Because I feel using wire to control the opening affects the vibrations (key factor at high elevation), I only use wire to stabilize the high notes. I make it as tight as needed to keep it in place, but do not manipulate it further. If you are having significant issues with your opening, you may want to consider a different gouge, shape, or diameter cane.

The standard wire thickness or “gauge” is 26. Wire is typically applied right above the thread to help control the openings and stabilize high notes.

>> What I Use
I use a thinner wire (28 gauge) wire to stabilizes my high notes. At high altitude I felt like the 26 gauge was cutting off too much vibrations. Also, thinner (28 gauge) wire is a little easier to manipulate if you are learning to use wire for the first time.

Some Thoughts on High Altitude English Horn Reeds

The general principals of a high altitude oboe reed will apply to a high altitude English horn reed. The two variables are: the opening of the reed and how much the reed vibrates (both will affect response, pitch, and tone).

Diameter & Openings

Just like oboe reeds, you can use a smaller diameter of cane, 11.5-12mm. Depending on your shape and gouge (both of which affect the opening), you may find 12-12.5 still works just fine.

  • If your reeds are too closed, but you otherwise like your set up, trying some 11.5-12 cane might do the trick.
  • If your reeds are too closed and you also want a darker tone, try a wider shape.
  • If your reeds are too closed and too stiff (hard or flat), try a narrower shape in combination with 11.5-12 cane.
  • Option 3 is to change your gouge. Thicker sides will create a wider opening as well.

Cane Thickness & Scraping

Once you get above 5,000 feet, you may find you need to scrape a little more out of the channels of the heart and blend area to get the reed vibrating and lower the pitch.

Overall, the definitions between the back and heart might be slightly less defined as well. I find thick cane and a healthy opening help with the extra scraping.

If your openings are ideal, but your reed is loosing tone quality and dynamic range in the dry climate and high elevation, your cane may be too soft for the additional scraping. Try harder cane to retain more desired qualities.

Other Online Resources


  1. Russ deLuna

    Very nice article Kara! Good information for anyone trying to get started!

  2. musictravelandmore

    Very detailed and helpful. Until I get the hang of it I am purchasing reeds from another professional.
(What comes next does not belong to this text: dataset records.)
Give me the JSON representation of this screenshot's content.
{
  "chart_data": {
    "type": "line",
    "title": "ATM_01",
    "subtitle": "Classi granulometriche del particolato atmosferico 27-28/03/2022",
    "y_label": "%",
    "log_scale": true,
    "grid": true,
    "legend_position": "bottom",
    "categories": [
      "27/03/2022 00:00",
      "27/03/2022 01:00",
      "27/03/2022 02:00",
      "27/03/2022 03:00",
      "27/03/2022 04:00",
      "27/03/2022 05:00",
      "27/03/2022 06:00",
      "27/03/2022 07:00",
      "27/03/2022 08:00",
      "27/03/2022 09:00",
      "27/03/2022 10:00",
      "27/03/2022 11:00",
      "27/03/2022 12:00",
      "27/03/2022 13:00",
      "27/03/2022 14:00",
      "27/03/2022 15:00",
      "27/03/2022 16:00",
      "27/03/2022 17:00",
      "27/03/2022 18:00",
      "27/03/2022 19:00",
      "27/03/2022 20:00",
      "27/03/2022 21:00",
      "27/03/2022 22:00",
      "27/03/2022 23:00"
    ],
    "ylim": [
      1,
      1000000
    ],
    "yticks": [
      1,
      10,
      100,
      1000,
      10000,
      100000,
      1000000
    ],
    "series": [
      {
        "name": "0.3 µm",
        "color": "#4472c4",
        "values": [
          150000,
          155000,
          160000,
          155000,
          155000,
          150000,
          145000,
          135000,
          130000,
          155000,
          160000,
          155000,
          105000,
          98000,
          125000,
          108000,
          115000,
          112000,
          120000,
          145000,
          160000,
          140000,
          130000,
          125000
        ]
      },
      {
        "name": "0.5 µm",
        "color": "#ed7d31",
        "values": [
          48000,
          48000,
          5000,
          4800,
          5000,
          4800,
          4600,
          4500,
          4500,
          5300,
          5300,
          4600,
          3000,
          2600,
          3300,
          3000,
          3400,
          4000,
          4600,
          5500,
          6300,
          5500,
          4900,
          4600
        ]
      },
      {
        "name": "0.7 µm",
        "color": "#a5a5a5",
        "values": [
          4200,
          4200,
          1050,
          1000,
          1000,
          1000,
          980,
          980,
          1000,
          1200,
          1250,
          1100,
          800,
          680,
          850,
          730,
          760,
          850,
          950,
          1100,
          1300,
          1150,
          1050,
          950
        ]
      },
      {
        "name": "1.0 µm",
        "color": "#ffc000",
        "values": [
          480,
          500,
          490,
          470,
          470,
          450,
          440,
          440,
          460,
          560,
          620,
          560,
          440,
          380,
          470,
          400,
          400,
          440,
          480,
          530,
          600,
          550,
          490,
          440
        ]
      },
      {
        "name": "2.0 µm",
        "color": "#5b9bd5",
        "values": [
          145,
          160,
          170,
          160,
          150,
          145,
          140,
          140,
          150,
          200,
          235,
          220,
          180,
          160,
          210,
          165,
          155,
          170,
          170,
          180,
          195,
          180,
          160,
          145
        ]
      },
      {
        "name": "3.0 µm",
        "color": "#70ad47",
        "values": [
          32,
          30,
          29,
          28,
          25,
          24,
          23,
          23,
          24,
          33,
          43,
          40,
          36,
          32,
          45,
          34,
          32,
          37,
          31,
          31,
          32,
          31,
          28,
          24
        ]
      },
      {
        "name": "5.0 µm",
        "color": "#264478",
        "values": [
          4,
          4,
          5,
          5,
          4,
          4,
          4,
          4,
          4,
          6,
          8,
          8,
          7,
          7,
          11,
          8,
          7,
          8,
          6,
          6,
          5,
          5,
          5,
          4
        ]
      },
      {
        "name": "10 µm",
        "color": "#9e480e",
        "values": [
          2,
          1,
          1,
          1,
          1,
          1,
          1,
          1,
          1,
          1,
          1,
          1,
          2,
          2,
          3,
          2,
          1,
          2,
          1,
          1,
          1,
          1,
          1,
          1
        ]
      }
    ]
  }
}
I have determined what “hardness” works best for me, but wonder if I can salvage any of the ones that are too soft.

    • kharawolf

      I’m glad you found the article helpful! You should be able to salvage some of the softer ones. They will probably just be limited in dynamics and maybe a little bright or buzzy compared to your “ideal” reed. As long as they are comfortable to play you should be able to get a little use out of them in an appropriate setting. I usually try to accommodate the softer cane with more “lower vibrations” from the back or blend of the heart to tip. Then clip the tip. Those adjustments will help darken the tone. And you may have to open the reed a little with the wire. I don’t like using the wire to control the opening, but it can help stretch out a soft piece of cane if it’s closing down. Good luck!

  3. Lila

    Khara, I love your site. When I moved to Denver I followed instructions I got from Dick White (Washington DC) many years ago, to get my reeds to work, and made a few adjustments of my own, and they are the same things you are saying here – imagine that! I do not wire reeds, but open and close them with pliars (described in Sprenkle).

    • Khara

      Thank you Lila! I’m so happy to hear my site has been helpful (and that the information is similar to that which you have already found helpful too). I am interested in your suggestion of pliers – do you use them on the cane itself?